If the Canes are going to flip that dubious script, both recently and in Notre Dame Stadium, they will have to do so against a team that will be breaking in a lot of new starters. The Irish return just 9 - 4 on offense and 5 on defense.
The Irish took a hard hit on the offensive line. Notre Dame averaged 208 yards per game on the ground last year, eclipsing the 200-yard mark six times. The Irish must replace All-American left tackle Ronnie Stanley, guard Steve Elmer, and center Nick Martin. That group protected Malik Zaire well, and then DeShone Kizer after Zaire was injured at Virginia.
Speaking of quarterbacks, the derby will be on in fall camp to see who wins the starting job. It will be interesting to see if the Irish pick one and stick with him, or if they play musical chairs and end up potentially with the same problem that Ohio State faced in 2015 with their stable of talented QBs. Either way, both have made plays with their arms and legs, such that defensive coordinator Manny Diaz will have his hands full preparing for.

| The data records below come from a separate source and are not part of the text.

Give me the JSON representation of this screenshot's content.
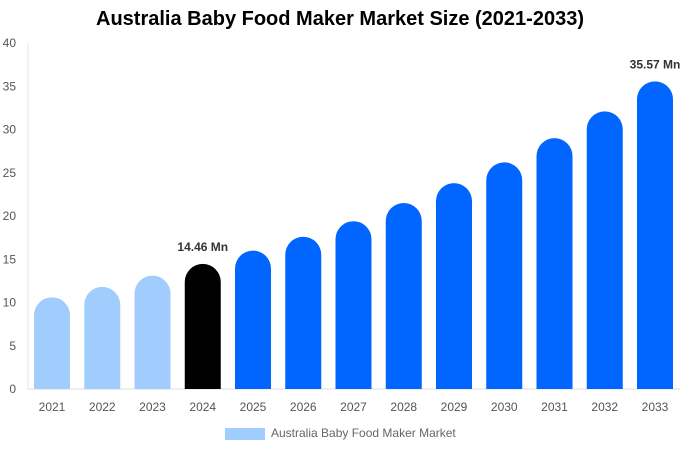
{
  "chart_data": {
    "type": "bar",
    "title": "Australia Baby Food Maker Market Size (2021-2033)",
    "xlabel": "",
    "ylabel": "",
    "ylim": [
      0,
      40
    ],
    "yticks": [
      0,
      5,
      10,
      15,
      20,
      25,
      30,
      35,
      40
    ],
    "grid": false,
    "legend_placement": "bottom",
    "categories": [
      "2021",
      "2022",
      "2023",
      "2024",
      "2025",
      "2026",
      "2027",
      "2028",
      "2029",
      "2030",
      "2031",
      "2032",
      "2033"
    ],
    "series": [
      {
        "name": "Australia Baby Food Maker Market",
        "values": [
          10.6,
          11.8,
          13.1,
          14.46,
          16.0,
          17.6,
          19.4,
          21.5,
          23.8,
          26.2,
          29.0,
          32.1,
          35.57
        ]
      }
    ],
    "bar_colors": [
      "#a0cdfd",
      "#a0cdfd",
      "#a0cdfd",
      "#000000",
      "#0066ff",
      "#0066ff",
      "#0066ff",
      "#0066ff",
      "#0066ff",
      "#0066ff",
      "#0066ff",
      "#0066ff",
      "#0066ff"
    ],
    "legend_color": "#a0cdfd",
    "annotations": [
      {
        "category": "2024",
        "text": "14.46 Mn"
      },
      {
        "category": "2033",
        "text": "35.57 Mn"
      }
    ]
  }
}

But who will catch their passes? The Irish lost four of their top five players in receiving yards from 2015, leaving Torii Hunter, Jr. as their most accomplished wideout (1 start, 363 rec yards last year). They will be counting on some rising sophomores in WR Equanimeous St. Brown (who only had one catch last year in 7 games) and TE Alize Jones. They’ll need to grow up fast if this offense is going to be potent.
Stopping the Canes’ running game could be an issue for the Irish. The Irish lose four starters out of their front seven, where they allowed 175 yards per game last year. They do get back their starting nose tackle from 2014 in Jarron Jones, who missed last year recovering from an ACL injury. If there’s a matchup advantage in Miami’s favor, it’s depth at running back, which has been a staple of a Richt-led team.

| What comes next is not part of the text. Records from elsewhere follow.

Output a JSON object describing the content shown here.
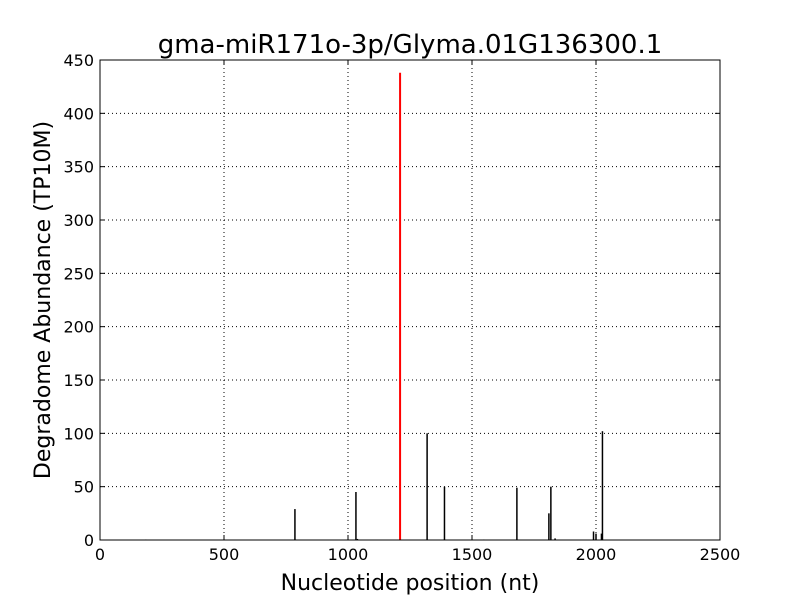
{
  "chart_data": {
    "type": "bar",
    "title": "gma-miR171o-3p/Glyma.01G136300.1",
    "xlabel": "Nucleotide position (nt)",
    "ylabel": "Degradome Abundance (TP10M)",
    "xlim": [
      0,
      2500
    ],
    "ylim": [
      0,
      450
    ],
    "xticks": [
      0,
      500,
      1000,
      1500,
      2000,
      2500
    ],
    "yticks": [
      0,
      50,
      100,
      150,
      200,
      250,
      300,
      350,
      400,
      450
    ],
    "grid": true,
    "series": [
      {
        "color": "#000000",
        "points": [
          {
            "x": 185,
            "y": 0.5
          },
          {
            "x": 786,
            "y": 29
          },
          {
            "x": 1032,
            "y": 45
          },
          {
            "x": 1038,
            "y": 1
          },
          {
            "x": 1319,
            "y": 100
          },
          {
            "x": 1389,
            "y": 50
          },
          {
            "x": 1548,
            "y": 0.5
          },
          {
            "x": 1681,
            "y": 49
          },
          {
            "x": 1810,
            "y": 25
          },
          {
            "x": 1818,
            "y": 50
          },
          {
            "x": 1835,
            "y": 1.5
          },
          {
            "x": 1990,
            "y": 8
          },
          {
            "x": 2000,
            "y": 6
          },
          {
            "x": 2022,
            "y": 6
          },
          {
            "x": 2026,
            "y": 102
          }
        ]
      },
      {
        "color": "#ff0000",
        "points": [
          {
            "x": 1210,
            "y": 438
          }
        ]
      }
    ]
  }
}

But what sticks out beyond the stats is how this team managed to find a way to win, time and again, in 2015. Or if not win, compete like hell. Kizer’s last-second touchdown pass to rip out hearts across Charlottesville. Escaping upset bids from Temple and Boston College. Giving Clemson the toughest fight of their regular season in a 24-22 primetime loss. Losing to Stanford on a last-second field goal in one of the most entertaining games of the season. They were effectively a play away from possibly (likely) securing a playoff spot last year. And they’ve only lost three games at home since the start of the 2012 season.
This will be a huge test for Mark Richt’s team, as the Canes come off a touch stretch of at Georgia Tech, Florida State, UNC, at Virginia Tech before heading to South Bend to face an Irish team coming off the bye. Hopefully by then, Richt will have instilled a maxim in his team like what Brian Kelly has apparently done, and Al Golden never did: the game is 60 minutes long, and you give your all for every second of that clock.
We’ll see on October 29th. Go Canes.